France ‘takes note’ of Moody’s decision to lower rating

Paris, Sep 20 (IANS) The French government has taken note of the Moody’s decision to downgrade the country’s credit rating which healed continued weak growth and high debts, a media report said on Sunday.

In a statement issued on Friday, Moody’s placed the note of the eurozone’s second largest economy at “Aa2”, down from “Aa1”. However, it raised the outlook to “stable” from “negative”, reports Xinhua news agency.

Moody’s attributed its decision to uncertainty about recovery of French growth which “will remain low over the medium term, and to the obstacle that this will pose for any material reversal in France’s elevated debt burden in the foreseeable future”.
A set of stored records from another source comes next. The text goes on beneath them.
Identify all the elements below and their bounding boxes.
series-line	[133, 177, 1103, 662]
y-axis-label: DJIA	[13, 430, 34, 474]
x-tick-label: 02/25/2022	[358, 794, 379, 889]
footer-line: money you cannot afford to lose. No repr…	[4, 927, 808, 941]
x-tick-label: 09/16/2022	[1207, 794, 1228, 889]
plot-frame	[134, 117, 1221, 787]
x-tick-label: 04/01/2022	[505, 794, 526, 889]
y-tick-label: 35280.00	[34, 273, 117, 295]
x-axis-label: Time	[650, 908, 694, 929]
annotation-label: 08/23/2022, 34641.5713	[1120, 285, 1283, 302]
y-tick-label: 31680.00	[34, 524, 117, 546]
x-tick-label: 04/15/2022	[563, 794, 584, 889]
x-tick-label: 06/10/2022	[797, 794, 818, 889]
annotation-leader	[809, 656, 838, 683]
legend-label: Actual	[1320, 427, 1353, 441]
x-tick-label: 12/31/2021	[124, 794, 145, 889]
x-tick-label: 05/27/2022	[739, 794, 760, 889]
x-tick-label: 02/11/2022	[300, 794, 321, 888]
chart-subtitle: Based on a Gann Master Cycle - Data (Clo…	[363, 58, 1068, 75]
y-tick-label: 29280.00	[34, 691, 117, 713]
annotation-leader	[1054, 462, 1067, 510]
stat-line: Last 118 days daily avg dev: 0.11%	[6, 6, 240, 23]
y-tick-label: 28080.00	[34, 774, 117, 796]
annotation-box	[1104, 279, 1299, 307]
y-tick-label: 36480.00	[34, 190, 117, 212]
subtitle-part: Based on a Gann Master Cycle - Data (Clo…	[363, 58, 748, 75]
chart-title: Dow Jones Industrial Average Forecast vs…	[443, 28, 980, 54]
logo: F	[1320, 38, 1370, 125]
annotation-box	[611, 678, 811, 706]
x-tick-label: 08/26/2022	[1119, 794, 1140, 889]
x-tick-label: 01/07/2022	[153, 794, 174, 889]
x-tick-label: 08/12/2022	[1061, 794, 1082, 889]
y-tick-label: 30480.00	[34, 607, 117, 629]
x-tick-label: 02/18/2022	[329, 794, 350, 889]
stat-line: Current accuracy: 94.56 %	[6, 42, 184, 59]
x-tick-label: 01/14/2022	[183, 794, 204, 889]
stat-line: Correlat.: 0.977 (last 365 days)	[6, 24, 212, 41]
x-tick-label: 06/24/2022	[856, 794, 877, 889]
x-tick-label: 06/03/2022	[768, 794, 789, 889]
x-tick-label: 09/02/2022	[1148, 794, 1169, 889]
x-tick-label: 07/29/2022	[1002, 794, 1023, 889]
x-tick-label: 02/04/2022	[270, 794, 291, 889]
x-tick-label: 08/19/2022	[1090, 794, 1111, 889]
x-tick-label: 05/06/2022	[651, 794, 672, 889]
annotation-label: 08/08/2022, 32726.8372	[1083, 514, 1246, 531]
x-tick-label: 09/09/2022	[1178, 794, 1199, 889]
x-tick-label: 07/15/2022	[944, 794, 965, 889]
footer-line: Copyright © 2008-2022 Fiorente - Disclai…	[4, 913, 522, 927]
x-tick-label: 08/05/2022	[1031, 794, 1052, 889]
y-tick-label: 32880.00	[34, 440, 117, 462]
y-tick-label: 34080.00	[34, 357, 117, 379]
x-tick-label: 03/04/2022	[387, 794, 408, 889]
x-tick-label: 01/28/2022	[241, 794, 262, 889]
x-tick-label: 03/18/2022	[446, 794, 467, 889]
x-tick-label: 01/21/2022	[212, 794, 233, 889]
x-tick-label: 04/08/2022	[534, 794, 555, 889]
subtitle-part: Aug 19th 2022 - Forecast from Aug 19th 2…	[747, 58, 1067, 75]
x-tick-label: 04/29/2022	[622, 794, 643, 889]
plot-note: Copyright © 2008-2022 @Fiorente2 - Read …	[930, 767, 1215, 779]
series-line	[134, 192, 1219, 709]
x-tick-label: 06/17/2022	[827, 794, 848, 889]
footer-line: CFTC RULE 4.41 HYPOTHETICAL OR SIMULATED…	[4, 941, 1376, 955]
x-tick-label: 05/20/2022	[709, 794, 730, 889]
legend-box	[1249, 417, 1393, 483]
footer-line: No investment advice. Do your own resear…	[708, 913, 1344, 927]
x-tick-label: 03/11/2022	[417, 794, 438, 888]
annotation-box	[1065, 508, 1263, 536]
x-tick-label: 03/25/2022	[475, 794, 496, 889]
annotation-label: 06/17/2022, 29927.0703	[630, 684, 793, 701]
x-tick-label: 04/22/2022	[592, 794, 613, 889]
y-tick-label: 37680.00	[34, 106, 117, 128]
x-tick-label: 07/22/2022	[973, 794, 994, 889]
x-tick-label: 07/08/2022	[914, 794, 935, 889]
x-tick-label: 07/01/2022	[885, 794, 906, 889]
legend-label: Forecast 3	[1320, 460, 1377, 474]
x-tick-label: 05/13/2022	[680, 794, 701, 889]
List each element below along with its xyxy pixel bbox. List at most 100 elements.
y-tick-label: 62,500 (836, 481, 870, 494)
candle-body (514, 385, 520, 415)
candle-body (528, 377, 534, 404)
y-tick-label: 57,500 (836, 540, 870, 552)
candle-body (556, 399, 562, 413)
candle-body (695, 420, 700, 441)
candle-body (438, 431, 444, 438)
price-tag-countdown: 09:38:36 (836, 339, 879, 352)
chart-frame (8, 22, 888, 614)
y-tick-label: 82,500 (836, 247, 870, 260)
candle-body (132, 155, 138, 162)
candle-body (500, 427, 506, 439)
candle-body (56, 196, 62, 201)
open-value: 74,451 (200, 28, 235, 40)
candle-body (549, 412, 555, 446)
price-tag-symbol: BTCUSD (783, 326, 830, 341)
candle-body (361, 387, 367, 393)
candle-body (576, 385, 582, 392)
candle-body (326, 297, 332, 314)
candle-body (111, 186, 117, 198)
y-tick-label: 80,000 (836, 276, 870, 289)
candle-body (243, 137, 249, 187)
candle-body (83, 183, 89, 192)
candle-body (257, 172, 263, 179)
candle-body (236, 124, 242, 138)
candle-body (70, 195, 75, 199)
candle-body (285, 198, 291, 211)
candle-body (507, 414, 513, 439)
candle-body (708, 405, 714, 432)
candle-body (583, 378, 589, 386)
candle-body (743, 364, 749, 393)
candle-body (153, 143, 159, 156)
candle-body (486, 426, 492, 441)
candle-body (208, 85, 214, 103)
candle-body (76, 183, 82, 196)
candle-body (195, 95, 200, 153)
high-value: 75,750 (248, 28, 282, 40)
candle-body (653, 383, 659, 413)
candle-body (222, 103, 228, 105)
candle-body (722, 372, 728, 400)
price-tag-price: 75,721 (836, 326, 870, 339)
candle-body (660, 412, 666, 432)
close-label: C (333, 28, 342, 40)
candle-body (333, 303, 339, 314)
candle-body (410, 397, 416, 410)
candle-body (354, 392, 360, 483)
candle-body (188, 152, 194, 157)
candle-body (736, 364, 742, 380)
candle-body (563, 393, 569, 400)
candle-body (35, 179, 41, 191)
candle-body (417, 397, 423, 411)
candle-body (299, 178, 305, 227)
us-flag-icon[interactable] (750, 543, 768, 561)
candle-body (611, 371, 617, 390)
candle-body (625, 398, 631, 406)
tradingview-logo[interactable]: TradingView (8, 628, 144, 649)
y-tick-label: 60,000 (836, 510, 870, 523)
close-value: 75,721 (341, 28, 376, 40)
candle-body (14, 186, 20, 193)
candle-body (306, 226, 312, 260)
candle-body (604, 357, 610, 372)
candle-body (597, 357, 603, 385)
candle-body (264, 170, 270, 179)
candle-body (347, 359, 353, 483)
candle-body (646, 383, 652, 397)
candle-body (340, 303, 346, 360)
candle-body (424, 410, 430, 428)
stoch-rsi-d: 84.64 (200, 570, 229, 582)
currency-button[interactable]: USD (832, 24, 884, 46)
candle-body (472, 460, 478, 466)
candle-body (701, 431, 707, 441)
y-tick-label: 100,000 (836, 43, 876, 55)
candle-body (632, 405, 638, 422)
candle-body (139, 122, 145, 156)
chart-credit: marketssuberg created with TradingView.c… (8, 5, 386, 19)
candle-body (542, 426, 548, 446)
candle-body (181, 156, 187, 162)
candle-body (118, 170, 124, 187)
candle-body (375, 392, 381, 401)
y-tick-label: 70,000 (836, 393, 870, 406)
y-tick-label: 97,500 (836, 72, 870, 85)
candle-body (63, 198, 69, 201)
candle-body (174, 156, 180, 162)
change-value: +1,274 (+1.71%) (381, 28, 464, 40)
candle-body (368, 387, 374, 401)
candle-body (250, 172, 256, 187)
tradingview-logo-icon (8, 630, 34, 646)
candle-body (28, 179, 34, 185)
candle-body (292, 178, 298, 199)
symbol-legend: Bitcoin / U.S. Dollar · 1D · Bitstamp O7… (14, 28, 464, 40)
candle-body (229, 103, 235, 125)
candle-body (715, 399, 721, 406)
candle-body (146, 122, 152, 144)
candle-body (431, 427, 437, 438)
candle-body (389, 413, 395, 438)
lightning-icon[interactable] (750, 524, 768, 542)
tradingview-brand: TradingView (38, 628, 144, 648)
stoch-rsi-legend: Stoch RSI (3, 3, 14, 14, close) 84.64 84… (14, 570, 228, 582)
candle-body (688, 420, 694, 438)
“The combination of structurally weaker growth, low inflation, and a more than 30 percentage point increase in the debt/GDP ratio since the onset of the global financial crisis means that the shock absorption capacity of France’s balance sheet has weakened and is no longer expected to recover materially in the next three to five years,” the statement said.

In a statement, French minister Michel Sapin said the French government was “firmly committed to continue and strengthen its policy of reforms to back French economy’s potential growth and employment”.

“Following data on tax revenues and public spending, our deficit target of 3.8 percent of GDP in 2015 is confirmed and it is expected to narrow to 3.3 percent of GDP in 2016, in accordance with government’s commitments,” he said.

Under 2016 financial plan, the ruling Socialists estimate the country’s debt-to-GDP ratio to stand “noticeably below 100 percent in 2016 before gradually falling”.

They also want to accelerate growth by 1.5 percent from an expected one percent this year.